The second largest reinsurer on the globe has issued its insurance news data regarding natural catastrophes as well as manmade disasters last year accumulated a cost to the industry of $77 billion.

This makes 2012 the third most costly year that the industry has ever recorded.

According to the Swiss Re insurance news report, there were over 300 different disasters and catastrophes last year. Together, they led to the loss of more than 14,000 lives. Furthermore, these led to an estimated $186 billion in total damage.

Swiss Re stated in its insurance news that it was primarily “large scale weather events” behind the cost.

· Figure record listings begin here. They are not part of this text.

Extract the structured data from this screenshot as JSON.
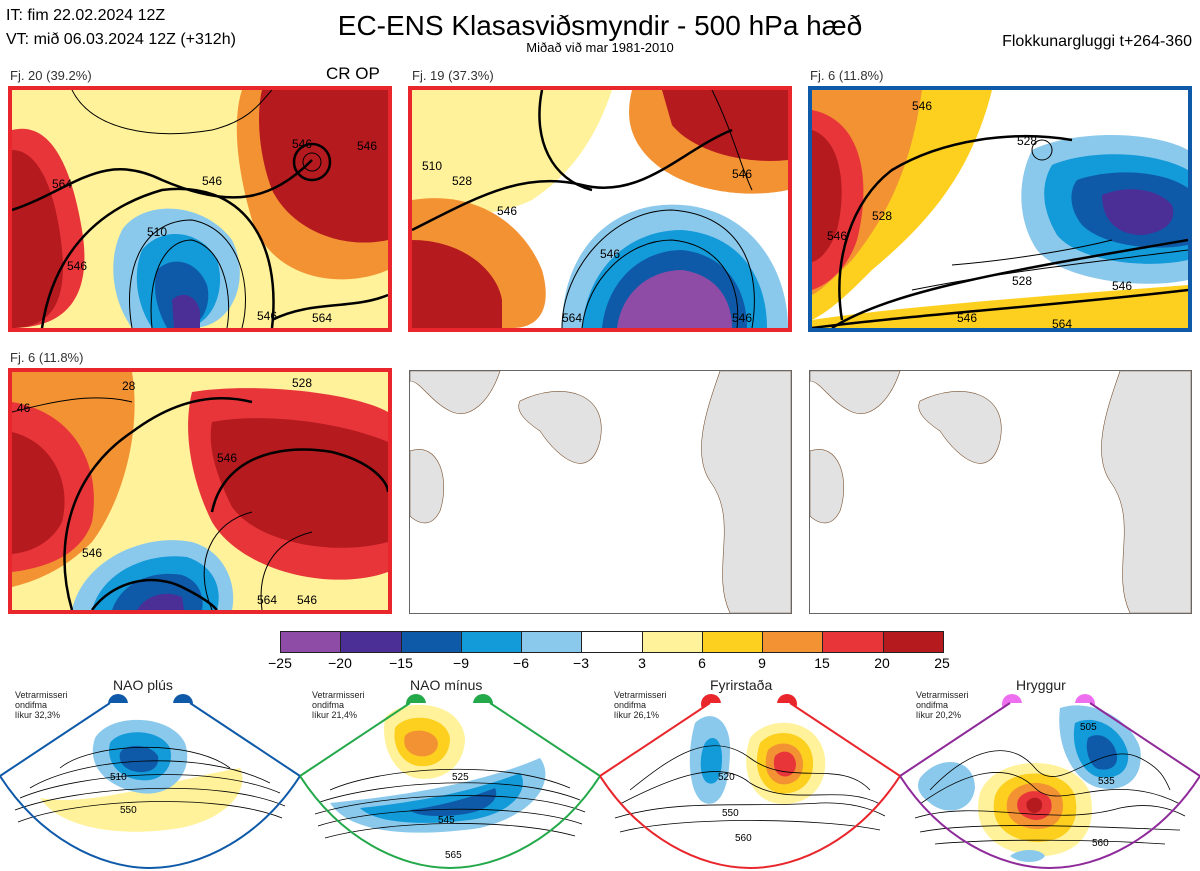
{
  "header": {
    "it": "IT: fim 22.02.2024 12Z",
    "vt": "VT: mið 06.03.2024 12Z  (+312h)",
    "title": "EC-ENS Klasasviðsmyndir - 500 hPa hæð",
    "subtitle": "Miðað við mar 1981-2010",
    "window": "Flokkunargluggi t+264-360"
  },
  "panels": [
    {
      "label": "Fj. 20 (39.2%)",
      "extra": "CR OP",
      "frame_color": "#e8262b",
      "contours": [
        "546",
        "546",
        "510",
        "546",
        "564",
        "546",
        "564",
        "546"
      ]
    },
    {
      "label": "Fj. 19 (37.3%)",
      "frame_color": "#e8262b",
      "contours": [
        "510",
        "528",
        "546",
        "546",
        "546",
        "564",
        "546"
      ]
    },
    {
      "label": "Fj. 6 (11.8%)",
      "frame_color": "#0f5aa8",
      "contours": [
        "546",
        "528",
        "528",
        "546",
        "528",
        "546",
        "546",
        "564"
      ]
    },
    {
      "label": "Fj. 6 (11.8%)",
      "frame_color": "#e8262b",
      "contours": [
        "46",
        "28",
        "528",
        "546",
        "546",
        "564",
        "546"
      ]
    }
  ],
  "colorbar": {
    "ticks": [
      "−25",
      "−20",
      "−15",
      "−9",
      "−6",
      "−3",
      "3",
      "6",
      "9",
      "15",
      "20",
      "25"
    ],
    "colors": [
      "#8e4ca6",
      "#4b2e96",
      "#0f5aa8",
      "#139ad9",
      "#8bc9ec",
      "#ffffff",
      "#fff29a",
      "#fdd01f",
      "#f39233",
      "#e8353a",
      "#b51a1f"
    ]
  },
  "regimes": [
    {
      "name": "NAO plús",
      "meta": [
        "Vetrarmisseri",
        "ondifma",
        "líkur 32,3%"
      ],
      "color": "#0f5aa8",
      "labels": [
        "510",
        "550"
      ]
    },
    {
      "name": "NAO mínus",
      "meta": [
        "Vetrarmisseri",
        "ondifma",
        "líkur 21,4%"
      ],
      "color": "#23a84a",
      "labels": [
        "525",
        "545",
        "565"
      ]
    },
    {
      "name": "Fyrirstaða",
      "meta": [
        "Vetrarmisseri",
        "ondifma",
        "líkur 26,1%"
      ],
      "color": "#e8262b",
      "labels": [
        "520",
        "550",
        "560"
      ]
    },
    {
      "name": "Hryggur",
      "meta": [
        "Vetrarmisseri",
        "ondifma",
        "líkur 20,2%"
      ],
      "color": "#ee6ef0",
      "labels": [
        "505",
        "535",
        "560"
      ]
    }
  ]
}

This insurance news data was presented exclusively in terms of the damage that was experienced in the United States. A large contributor to this final total was Hurricane (Superstorm) Sandy. That brought in an estimated $35 billion in insured losses. That amount was nearly half of the worldwide total, already.

However, this week, the firm, based in Zurich, also released an insurance news statement which pointed out that when compared to 2011, the losses from 2012 had considerably decreased on a worldwide scale, which made last year’s American figures appear high in comparison. In 2011, the Asia Pacific region experienced flooding and earthquakes that generated the highest ever recorded insured losses, at an estimated total of over $126 billion.

The chief economist at Swiss Re, Kurt Karl, also released an insurance news statement along with his firm, saying that “large parts of the globe that are prone to weather extremes” remained uninsured. Therefore, their totals were not incorporated into the losses that were calculated by the firm and were not compared to the American totals.

At the same time, many forecasters are predicting that this type of extreme insurance news will become more common over the years as climate change continues to take its toll. Moreover, as the regions that are already at a high risk of these events become further developed, coverage will also become more common, and the recorded total losses from these storms will also continue to rise, simply because there is more coverage.